Aunque sobre todo me interesa poner de relieve los valores del catolicismo en el marco de la reflexión sobre el sacerdocio femenino, sí querría hacer una brevísima consideración a un segundo argumento, menos utilizado, que el sacerdocio como ejercicio de igualdad. Me refiero al aumento del signo de los tiempos y que, en resumidas cuentas, vendría a decir que quizás sí que antes no tocaba tener sacerdotisas, sin embargo ahora sí - en nombre de la igualdad -. No es un argumento autónomo. Su valor histórico necesita del precedente contemporáneo de la lucha feminista en la sociedad civil, en el mundo, para tener sentido, sin embargo incluso a pesar de este apoyo, resulta un argumento de una solvencia histórica escasa, porque descuida precisamente la experiencia histórica.'

En el contexto histórico en que se mueve el judaísmo, básicamente sistemas de religiones orientales del tronco sirio, babilónico y egipcio, en una primera insistencia histórica y, del tronco helénico después encontramos numerosísimas referencias de iglesias donde el sacerdocio es compartido por el hombre y la mujer, ejercido prioritariamente por ella o, incluso en exclusiva. A partir de la revelación, el contexto se desplaza a Occidente, donde el referente romano es esencial y donde también encontramos la consagración del sacerdocio femenino tanto en su sistema religioso autóctono, en las vestales romanas, como en la multitud de iglesias importadas, acogido al eclecticismo del legislador romano.

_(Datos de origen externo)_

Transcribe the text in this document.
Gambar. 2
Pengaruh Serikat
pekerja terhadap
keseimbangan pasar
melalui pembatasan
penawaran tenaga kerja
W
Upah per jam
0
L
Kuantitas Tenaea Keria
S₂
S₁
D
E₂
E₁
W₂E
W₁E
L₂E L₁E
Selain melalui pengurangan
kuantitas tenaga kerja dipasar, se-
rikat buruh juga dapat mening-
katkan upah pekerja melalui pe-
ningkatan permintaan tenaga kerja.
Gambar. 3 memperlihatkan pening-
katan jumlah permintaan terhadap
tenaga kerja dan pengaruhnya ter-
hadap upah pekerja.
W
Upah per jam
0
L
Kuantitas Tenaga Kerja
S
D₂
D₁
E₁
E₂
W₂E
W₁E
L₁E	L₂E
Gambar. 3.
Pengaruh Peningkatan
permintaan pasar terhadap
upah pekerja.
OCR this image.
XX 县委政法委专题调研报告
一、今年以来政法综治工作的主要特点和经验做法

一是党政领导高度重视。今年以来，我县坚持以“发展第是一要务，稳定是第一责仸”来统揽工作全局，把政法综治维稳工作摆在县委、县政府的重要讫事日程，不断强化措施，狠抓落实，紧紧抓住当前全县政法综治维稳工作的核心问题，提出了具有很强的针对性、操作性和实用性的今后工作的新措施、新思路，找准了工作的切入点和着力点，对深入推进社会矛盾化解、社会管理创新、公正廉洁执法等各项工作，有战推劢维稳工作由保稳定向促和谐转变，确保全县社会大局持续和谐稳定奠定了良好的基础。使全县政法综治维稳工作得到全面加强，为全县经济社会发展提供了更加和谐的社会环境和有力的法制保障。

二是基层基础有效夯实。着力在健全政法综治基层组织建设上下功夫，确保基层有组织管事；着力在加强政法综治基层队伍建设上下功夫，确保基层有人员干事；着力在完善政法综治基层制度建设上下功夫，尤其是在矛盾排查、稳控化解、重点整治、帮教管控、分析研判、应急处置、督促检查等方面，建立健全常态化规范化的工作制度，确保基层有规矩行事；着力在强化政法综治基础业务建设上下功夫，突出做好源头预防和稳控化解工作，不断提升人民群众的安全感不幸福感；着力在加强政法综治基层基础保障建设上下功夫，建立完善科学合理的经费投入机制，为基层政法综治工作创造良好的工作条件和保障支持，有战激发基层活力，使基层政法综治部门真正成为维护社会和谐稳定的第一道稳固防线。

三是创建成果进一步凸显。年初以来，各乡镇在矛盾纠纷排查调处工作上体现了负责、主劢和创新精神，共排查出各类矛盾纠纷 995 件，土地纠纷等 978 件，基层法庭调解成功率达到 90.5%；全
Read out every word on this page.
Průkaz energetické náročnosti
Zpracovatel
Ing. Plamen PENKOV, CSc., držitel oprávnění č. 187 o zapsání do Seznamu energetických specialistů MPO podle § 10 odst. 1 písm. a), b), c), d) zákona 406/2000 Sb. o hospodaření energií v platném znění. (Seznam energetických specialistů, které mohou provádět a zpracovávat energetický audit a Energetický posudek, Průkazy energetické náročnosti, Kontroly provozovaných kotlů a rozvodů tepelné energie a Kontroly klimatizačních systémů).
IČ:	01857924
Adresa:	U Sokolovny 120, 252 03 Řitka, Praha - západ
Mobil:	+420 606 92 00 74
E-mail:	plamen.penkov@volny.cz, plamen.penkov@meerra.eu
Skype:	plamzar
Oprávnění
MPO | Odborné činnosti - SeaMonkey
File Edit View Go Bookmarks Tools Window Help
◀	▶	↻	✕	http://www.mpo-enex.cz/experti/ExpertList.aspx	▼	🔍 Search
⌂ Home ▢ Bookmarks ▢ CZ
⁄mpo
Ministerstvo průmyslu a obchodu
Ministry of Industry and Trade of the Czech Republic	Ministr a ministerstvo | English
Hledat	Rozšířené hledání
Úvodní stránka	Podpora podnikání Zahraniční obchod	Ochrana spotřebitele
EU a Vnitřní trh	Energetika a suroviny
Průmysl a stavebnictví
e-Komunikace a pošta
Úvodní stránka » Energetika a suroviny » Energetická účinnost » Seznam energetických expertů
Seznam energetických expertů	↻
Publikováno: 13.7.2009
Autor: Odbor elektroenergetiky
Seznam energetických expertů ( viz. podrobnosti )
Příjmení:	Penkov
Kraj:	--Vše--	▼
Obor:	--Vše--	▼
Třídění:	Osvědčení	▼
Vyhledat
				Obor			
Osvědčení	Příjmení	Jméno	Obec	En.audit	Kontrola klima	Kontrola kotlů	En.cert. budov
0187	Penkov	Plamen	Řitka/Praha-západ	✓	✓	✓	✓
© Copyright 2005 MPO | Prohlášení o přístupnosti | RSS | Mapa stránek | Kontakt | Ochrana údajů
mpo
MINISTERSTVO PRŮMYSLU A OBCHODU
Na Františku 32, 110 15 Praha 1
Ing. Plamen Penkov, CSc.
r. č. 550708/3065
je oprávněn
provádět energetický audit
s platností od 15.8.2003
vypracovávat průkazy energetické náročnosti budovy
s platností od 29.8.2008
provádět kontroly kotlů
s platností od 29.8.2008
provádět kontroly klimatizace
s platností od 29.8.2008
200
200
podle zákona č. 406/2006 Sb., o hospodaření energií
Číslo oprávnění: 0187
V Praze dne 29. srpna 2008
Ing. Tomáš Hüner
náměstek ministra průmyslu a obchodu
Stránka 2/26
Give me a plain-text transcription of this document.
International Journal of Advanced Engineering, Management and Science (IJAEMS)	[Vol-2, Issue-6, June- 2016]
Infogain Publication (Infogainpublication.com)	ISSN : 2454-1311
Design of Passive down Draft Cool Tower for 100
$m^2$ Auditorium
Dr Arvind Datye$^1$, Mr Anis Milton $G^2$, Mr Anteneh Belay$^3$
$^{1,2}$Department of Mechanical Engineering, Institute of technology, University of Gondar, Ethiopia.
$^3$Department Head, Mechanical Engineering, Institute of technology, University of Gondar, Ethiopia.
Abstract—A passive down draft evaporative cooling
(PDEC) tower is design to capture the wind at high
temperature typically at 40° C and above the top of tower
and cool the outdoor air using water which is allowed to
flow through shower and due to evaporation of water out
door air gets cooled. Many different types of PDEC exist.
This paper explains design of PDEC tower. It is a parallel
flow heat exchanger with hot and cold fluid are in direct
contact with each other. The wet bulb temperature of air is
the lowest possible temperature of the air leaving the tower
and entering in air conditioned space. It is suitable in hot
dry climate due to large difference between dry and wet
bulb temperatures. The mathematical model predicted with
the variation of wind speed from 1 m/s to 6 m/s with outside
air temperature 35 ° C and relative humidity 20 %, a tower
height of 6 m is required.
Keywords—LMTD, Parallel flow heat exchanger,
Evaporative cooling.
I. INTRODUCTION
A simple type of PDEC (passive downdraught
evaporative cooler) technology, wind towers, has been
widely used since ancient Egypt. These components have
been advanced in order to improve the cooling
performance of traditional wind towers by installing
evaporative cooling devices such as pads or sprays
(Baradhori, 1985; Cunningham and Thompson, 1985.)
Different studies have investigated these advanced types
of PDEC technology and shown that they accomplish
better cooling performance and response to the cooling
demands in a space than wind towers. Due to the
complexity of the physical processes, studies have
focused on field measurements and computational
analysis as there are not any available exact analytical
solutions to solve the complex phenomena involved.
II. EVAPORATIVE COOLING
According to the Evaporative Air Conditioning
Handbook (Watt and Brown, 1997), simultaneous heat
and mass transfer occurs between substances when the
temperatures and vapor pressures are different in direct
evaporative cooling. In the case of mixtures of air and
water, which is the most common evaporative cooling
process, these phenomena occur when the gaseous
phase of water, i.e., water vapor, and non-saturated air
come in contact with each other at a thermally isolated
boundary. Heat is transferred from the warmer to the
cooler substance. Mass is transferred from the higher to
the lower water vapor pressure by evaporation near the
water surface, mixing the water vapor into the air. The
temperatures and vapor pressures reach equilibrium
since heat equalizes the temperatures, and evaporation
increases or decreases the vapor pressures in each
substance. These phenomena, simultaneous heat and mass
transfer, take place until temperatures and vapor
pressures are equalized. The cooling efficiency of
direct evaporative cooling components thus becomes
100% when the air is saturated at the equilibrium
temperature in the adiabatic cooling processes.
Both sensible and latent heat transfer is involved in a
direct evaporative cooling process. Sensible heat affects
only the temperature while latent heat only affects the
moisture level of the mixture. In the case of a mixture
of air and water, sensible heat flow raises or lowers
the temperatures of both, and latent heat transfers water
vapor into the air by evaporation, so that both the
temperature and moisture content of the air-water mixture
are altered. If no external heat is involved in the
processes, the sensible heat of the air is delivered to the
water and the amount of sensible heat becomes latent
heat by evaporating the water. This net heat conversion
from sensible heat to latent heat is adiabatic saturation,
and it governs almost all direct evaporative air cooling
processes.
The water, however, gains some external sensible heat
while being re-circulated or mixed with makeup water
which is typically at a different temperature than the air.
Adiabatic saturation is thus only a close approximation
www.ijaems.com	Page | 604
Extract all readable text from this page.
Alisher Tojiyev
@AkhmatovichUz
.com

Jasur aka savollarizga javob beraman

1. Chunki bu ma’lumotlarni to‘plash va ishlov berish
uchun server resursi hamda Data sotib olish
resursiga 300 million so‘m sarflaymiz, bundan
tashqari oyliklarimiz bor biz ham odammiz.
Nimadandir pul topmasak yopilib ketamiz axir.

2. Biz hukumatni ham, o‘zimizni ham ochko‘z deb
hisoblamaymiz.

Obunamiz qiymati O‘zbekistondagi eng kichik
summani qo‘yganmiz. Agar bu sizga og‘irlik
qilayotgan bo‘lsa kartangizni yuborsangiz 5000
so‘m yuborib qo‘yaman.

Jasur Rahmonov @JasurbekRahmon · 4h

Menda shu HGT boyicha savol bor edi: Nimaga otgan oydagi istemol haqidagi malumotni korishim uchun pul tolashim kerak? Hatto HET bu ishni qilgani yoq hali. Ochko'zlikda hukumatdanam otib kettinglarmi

En este sentido el sacerdocio femenino en la Iglesia no sería un signo de los tiempos, al menos no de nuestros tiempos, sino algo tanto viejo como viejas son las religiones inventadas por el hombre. Ahora la cuestión de fondo del querer razonamiento histórico es si todas aquellas religiones que ensalzaban la figura femenina a través del sacerdocio, incluso la propia legislación romana, contribuyeron mucha a la igualdad de la mujer, o bien fue a partir del cristianismo y su proclama de seres creados a imagen de Dios.'

Volviendo al tema de la Virgen María, tratada desde los dogmas de la Asunción y de la Inmaculada Concepción, hay que subrayar que la Iglesia católica destaca así el papel de la mujer en la historia de la creación. Curiosamente la anglicana no reconoce ninguno de estos dos principios dogmáticos. Posiblemente, y esta sería otra causa subjetiva de ver el sacerdocio cómo un escalafón administrativo, el carácter de Iglesia de estado hace que no sea precisamente la percepción del sentido de la pobreza lo que aparece como elemento más visible de aquella confesión cristiana. Seguramente este confort material y esta tradición administrativa hacen más fácil confundir lo que es accesorio en el cura con su dimensión estrictamente eclesial.